Finalmente esco all’aria aperta: mi si avvicina un giovane che mi caccia in mano una biro dicendomi che è per una causa buona. E io: “Che causa?”

“Tu hai qualcosa contro i tossicodipendenti?”

E io: “No.”

“Allora tieni la penna: le facciamo noi, ex tossicodipendenti.”

Non ci posso credere.

“Se mi lasci qualcosa…”

“Sì, qualcosa ti lascio: la tua penna.”

Lui mi guarda male, allora mi spiego. “Il fatto è che tu non sei un tossicodipendente, queste penne sono fatte in serie.”

“E anche se fosse?”

“Contro la penna io non c’ho nulla, ma non mi sta bene il fatto che mi vieni a dire che sei un tossico quando non è vero, ma sorvoliamo pure su questo punto. Quello che mi fa incazzare è che le penne che te, e quelli come te spacciate, in realtà servono a foraggiare attività collaterali.”

Il tipo fa il finto tonto.

“Ti spiego… queste penne che affibbiate agli sprovveduti sono armi di morte.
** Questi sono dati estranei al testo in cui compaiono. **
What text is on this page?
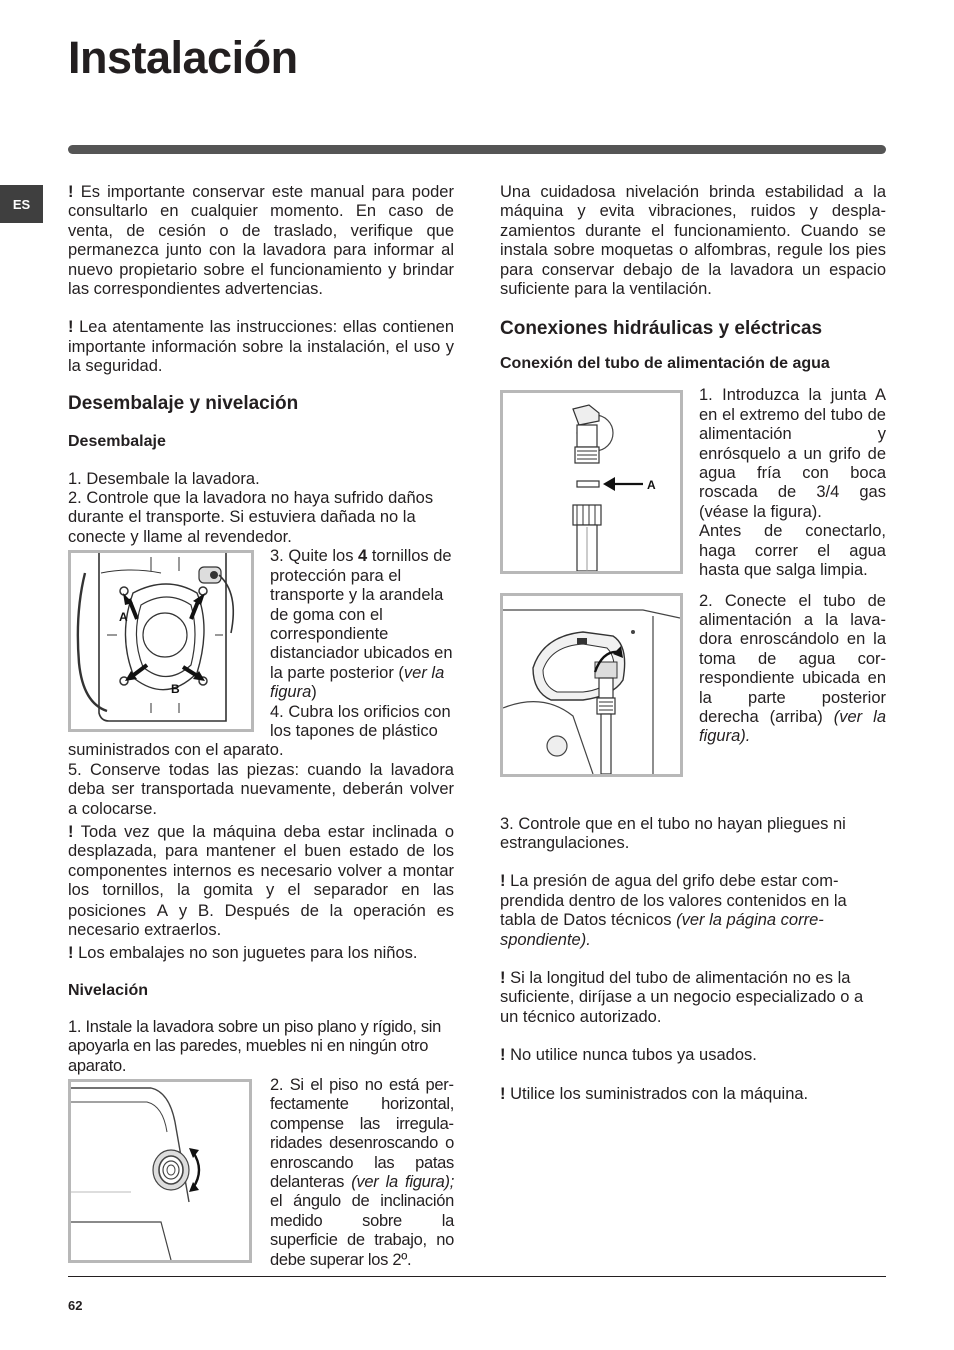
Instalación
ES

! Es importante conservar este manual para poder consultarlo en cualquier momento. En caso de venta, de cesión o de traslado, verifique que permanezca junto con la lavadora para informar al nuevo propietario sobre el funcionamiento y brindar las correspondientes advertencias.

! Lea atentamente las instrucciones: ellas contienen importante información sobre la instalación, el uso y la seguridad.

Desembalaje y nivelación
Desembalaje

1. Desembale la lavadora.

2. Controle que la lavadora no haya sufrido daños durante el transporte. Si estuviera dañada no la conecte y llame al revendedor.

A
B

3. Quite los 4 tornillos de protección para el transporte y la arandela de goma con el correspondiente distanciador ubicados en la parte posterior (ver la figura)

4. Cubra los orificios con los tapones de plástico suministrados con el aparato.

5. Conserve todas las piezas: cuando la lavadora deba ser transportada nuevamente, deberán volver a colocarse.

! Toda vez que la máquina deba estar inclinada o desplazada, para mantener el buen estado de los componentes internos es necesario volver a montar los tornillos, la gomita y el separador en las posiciones A y B. Después de la operación es necesario extraerlos.

! Los embalajes no son juguetes para los niños.

Nivelación

1. Instale la lavadora sobre un piso plano y rígido, sin apoyarla en las paredes, muebles ni en ningún otro aparato.

2. Si el piso no está perfectamente horizontal, compense las irregularidades desenroscando o enroscando las patas delanteras (ver la figura); el ángulo de inclinación medido sobre la superficie de trabajo, no debe superar los 2º.

Una cuidadosa nivelación brinda estabilidad a la máquina y evita vibraciones, ruidos y desplazamientos durante el funcionamiento. Cuando se instala sobre moquetas o alfombras, regule los pies para conservar debajo de la lavadora un espacio suficiente para la ventilación.

Conexiones hidráulicas y eléctricas
Conexión del tubo de alimentación de agua
A

1. Introduzca la junta A en el extremo del tubo de alimentación y enrósquelo a un grifo de agua fría con boca roscada de 3/4 gas (véase la figura).

Antes de conectarlo, haga correr el agua hasta que salga limpia.

2. Conecte el tubo de alimentación a la lavadora enroscándolo en la toma de agua correspondiente ubicada en la parte posterior derecha (arriba) (ver la figura).

3. Controle que en el tubo no hayan pliegues ni estrangulaciones.

! La presión de agua del grifo debe estar comprendida dentro de los valores contenidos en la tabla de Datos técnicos (ver la página correspondiente).

! Si la longitud del tubo de alimentación no es la suficiente, diríjase a un negocio especializado o a un técnico autorizado.

! No utilice nunca tubos ya usados.

! Utilice los suministrados con la máquina.

62
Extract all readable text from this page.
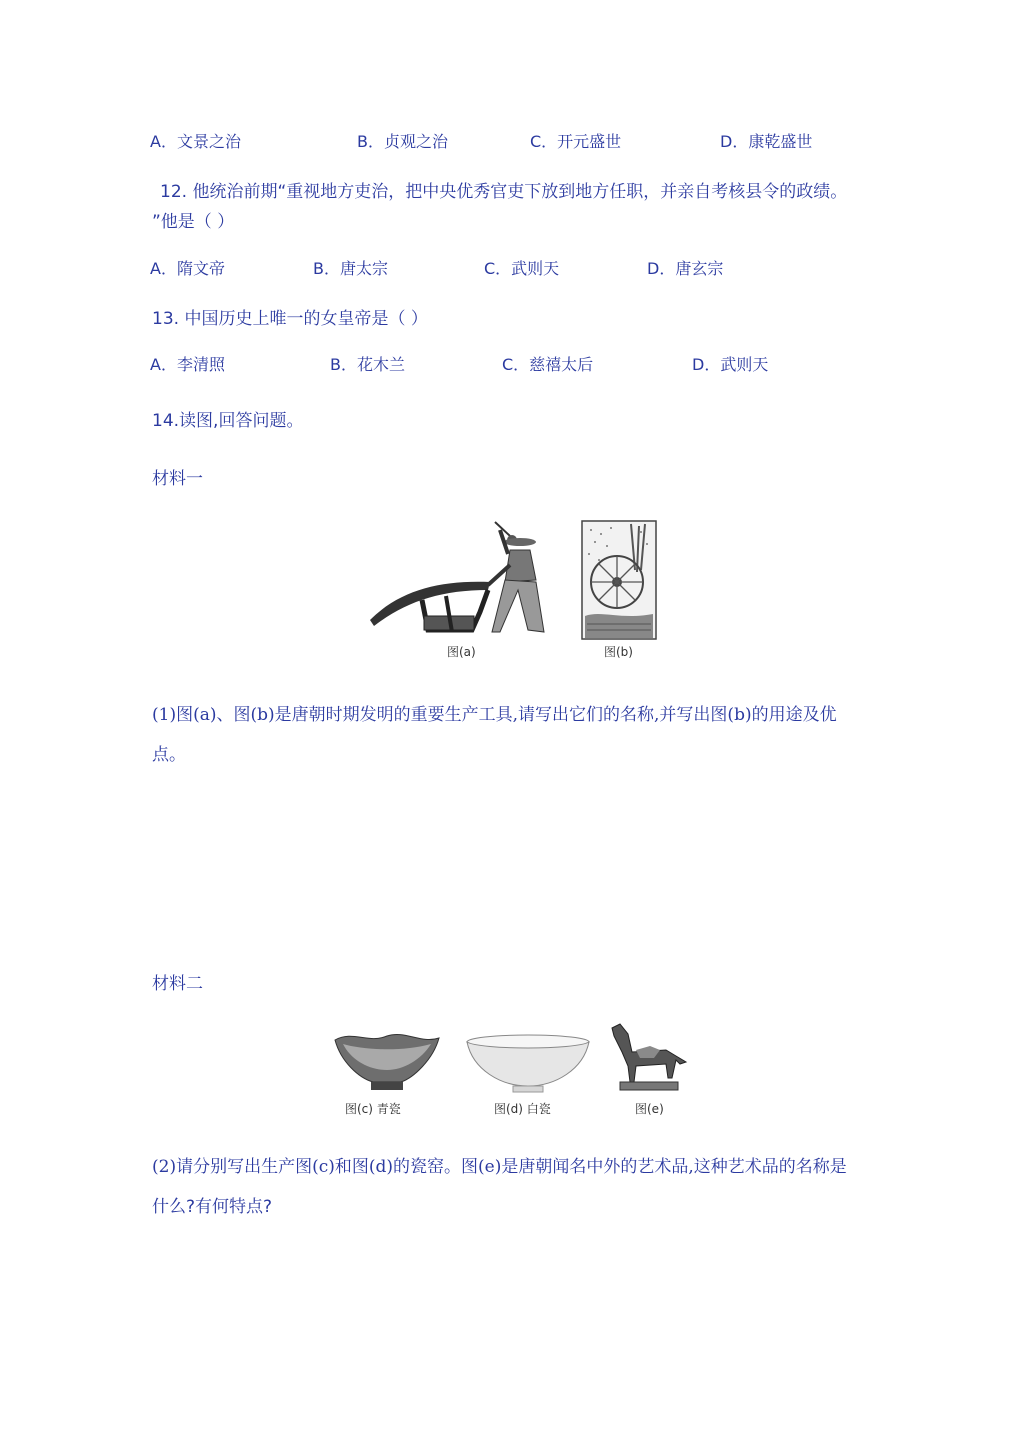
A．文景之治	B．贞观之治	C．开元盛世	D．康乾盛世
12. 他统治前期“重视地方吏治，把中央优秀官吏下放到地方任职，并亲自考核县令的政绩。
”他是（ ）
A．隋文帝	B．唐太宗	C．武则天	D．唐玄宗
13. 中国历史上唯一的女皇帝是（ ）
A．李清照	B．花木兰	C．慈禧太后	D．武则天
14.读图,回答问题。
材料一
图(a)	图(b)
(1)图(a)、图(b)是唐朝时期发明的重要生产工具,请写出它们的名称,并写出图(b)的用途及优
点。
材料二
图(c) 青瓷	图(d) 白瓷	图(e)
(2)请分别写出生产图(c)和图(d)的瓷窑。图(e)是唐朝闻名中外的艺术品,这种艺术品的名称是
什么?有何特点?
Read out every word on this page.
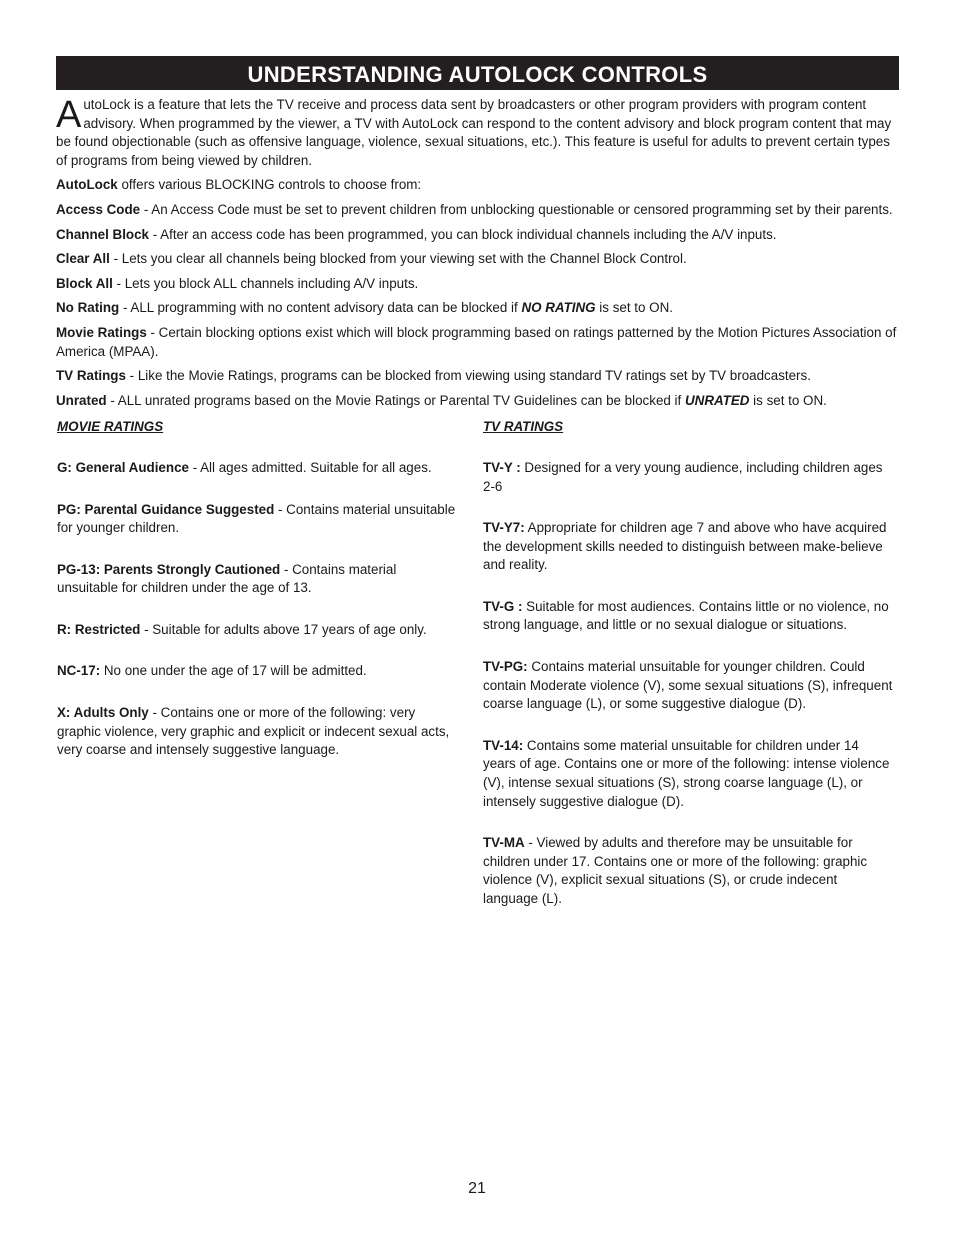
UNDERSTANDING AUTOLOCK CONTROLS

AutoLock is a feature that lets the TV receive and process data sent by broadcasters or other program providers with program content advisory. When programmed by the viewer, a TV with AutoLock can respond to the content advisory and block program content that may be found objectionable (such as offensive language, violence, sexual situations, etc.). This feature is useful for adults to prevent certain types of programs from being viewed by children.

AutoLock offers various BLOCKING controls to choose from:

Access Code - An Access Code must be set to prevent children from unblocking questionable or censored programming set by their parents.

Channel Block - After an access code has been programmed, you can block individual channels including the A/V inputs.

Clear All - Lets you clear all channels being blocked from your viewing set with the Channel Block Control.

Block All - Lets you block ALL channels including A/V inputs.

No Rating - ALL programming with no content advisory data can be blocked if NO RATING is set to ON.

Movie Ratings - Certain blocking options exist which will block programming based on ratings patterned by the Motion Pictures Association of America (MPAA).

TV Ratings - Like the Movie Ratings, programs can be blocked from viewing using standard TV ratings set by TV broadcasters.

Unrated - ALL unrated programs based on the Movie Ratings or Parental TV Guidelines can be blocked if UNRATED is set to ON.

MOVIE RATINGS

G: General Audience - All ages admitted. Suitable for all ages.

PG: Parental Guidance Suggested - Contains material unsuitable for younger children.

PG-13: Parents Strongly Cautioned - Contains material unsuitable for children under the age of 13.

R: Restricted - Suitable for adults above 17 years of age only.

NC-17: No one under the age of 17 will be admitted.

X: Adults Only - Contains one or more of the following: very graphic violence, very graphic and explicit or indecent sexual acts, very coarse and intensely suggestive language.

TV RATINGS

TV-Y : Designed for a very young audience, including children ages 2-6

TV-Y7: Appropriate for children age 7 and above who have acquired the development skills needed to distinguish between make-believe and reality.

TV-G : Suitable for most audiences. Contains little or no violence, no strong language, and little or no sexual dialogue or situations.

TV-PG: Contains material unsuitable for younger children. Could contain Moderate violence (V), some sexual situations (S), infrequent coarse language (L), or some suggestive dialogue (D).

TV-14: Contains some material unsuitable for children under 14 years of age. Contains one or more of the following: intense violence (V), intense sexual situations (S), strong coarse language (L), or intensely suggestive dialogue (D).

TV-MA - Viewed by adults and therefore may be unsuitable for children under 17. Contains one or more of the following: graphic violence (V), explicit sexual situations (S), or crude indecent language (L).

21
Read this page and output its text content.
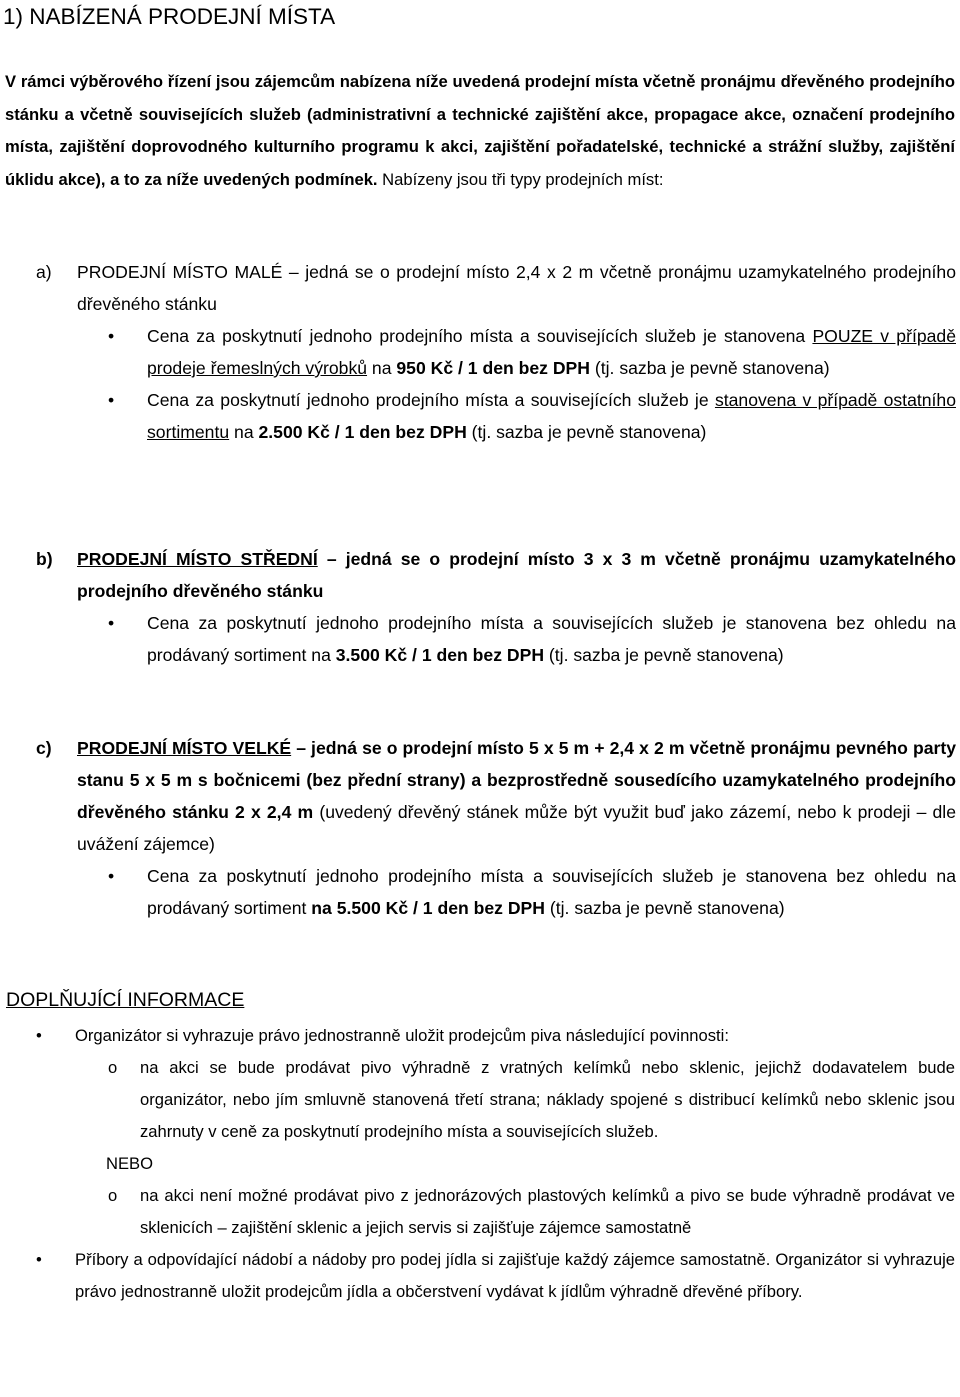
1) NABÍZENÁ PRODEJNÍ MÍSTA
V rámci výběrového řízení jsou zájemcům nabízena níže uvedená prodejní místa včetně pronájmu dřevěného prodejního stánku a včetně souvisejících služeb (administrativní a technické zajištění akce, propagace akce, označení prodejního místa, zajištění doprovodného kulturního programu k akci, zajištění pořadatelské, technické a strážní služby, zajištění úklidu akce), a to za níže uvedených podmínek. Nabízeny jsou tři typy prodejních míst:
a) PRODEJNÍ MÍSTO MALÉ – jedná se o prodejní místo 2,4 x 2 m včetně pronájmu uzamykatelného prodejního dřevěného stánku
• Cena za poskytnutí jednoho prodejního místa a souvisejících služeb je stanovena POUZE v případě prodeje řemeslných výrobků na 950 Kč / 1 den bez DPH (tj. sazba je pevně stanovena)
• Cena za poskytnutí jednoho prodejního místa a souvisejících služeb je stanovena v případě ostatního sortimentu na 2.500 Kč / 1 den bez DPH (tj. sazba je pevně stanovena)
b) PRODEJNÍ MÍSTO STŘEDNÍ – jedná se o prodejní místo 3 x 3 m včetně pronájmu uzamykatelného prodejního dřevěného stánku
• Cena za poskytnutí jednoho prodejního místa a souvisejících služeb je stanovena bez ohledu na prodávaný sortiment na 3.500 Kč / 1 den bez DPH (tj. sazba je pevně stanovena)
c) PRODEJNÍ MÍSTO VELKÉ – jedná se o prodejní místo 5 x 5 m + 2,4 x 2 m včetně pronájmu pevného party stanu 5 x 5 m s bočnicemi (bez přední strany) a bezprostředně sousedícího uzamykatelného prodejního dřevěného stánku 2 x 2,4 m (uvedený dřevěný stánek může být využit buď jako zázemí, nebo k prodeji – dle uvážení zájemce)
• Cena za poskytnutí jednoho prodejního místa a souvisejících služeb je stanovena bez ohledu na prodávaný sortiment na 5.500 Kč / 1 den bez DPH (tj. sazba je pevně stanovena)
DOPLŇUJÍCÍ INFORMACE
• Organizátor si vyhrazuje právo jednostranně uložit prodejcům piva následující povinnosti:
o na akci se bude prodávat pivo výhradně z vratných kelímků nebo sklenic, jejichž dodavatelem bude organizátor, nebo jím smluvně stanovená třetí strana; náklady spojené s distribucí kelímků nebo sklenic jsou zahrnuty v ceně za poskytnutí prodejního místa a souvisejících služeb.
NEBO
o na akci není možné prodávat pivo z jednorázových plastových kelímků a pivo se bude výhradně prodávat ve sklenicích – zajištění sklenic a jejich servis si zajišťuje zájemce samostatně
• Příbory a odpovídající nádobí a nádoby pro podej jídla si zajišťuje každý zájemce samostatně. Organizátor si vyhrazuje právo jednostranně uložit prodejcům jídla a občerstvení vydávat k jídlům výhradně dřevěné příbory.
I soldi che ricavate dalle penne, forse tu non lo sai, servono a scopi per nulla nobili. Insomma servono a far fare soldi a chi ce ne ha già a palate, e chi si intasca i guadagni di questa attività li investe per produrre armi.”
”E tu come fai a saperlo…?”

“Me l’ha detto un uccellino.”

Il tizio tace, poi si allontana sbottando qualcosa che non intendo.

Bene gente, questo è tutto, o quasi. Spero di esser stato chiaro… la penna è un’arma terribile in mano a chi la usa per scrivere ma anche a chi la commercializza per quello che non è.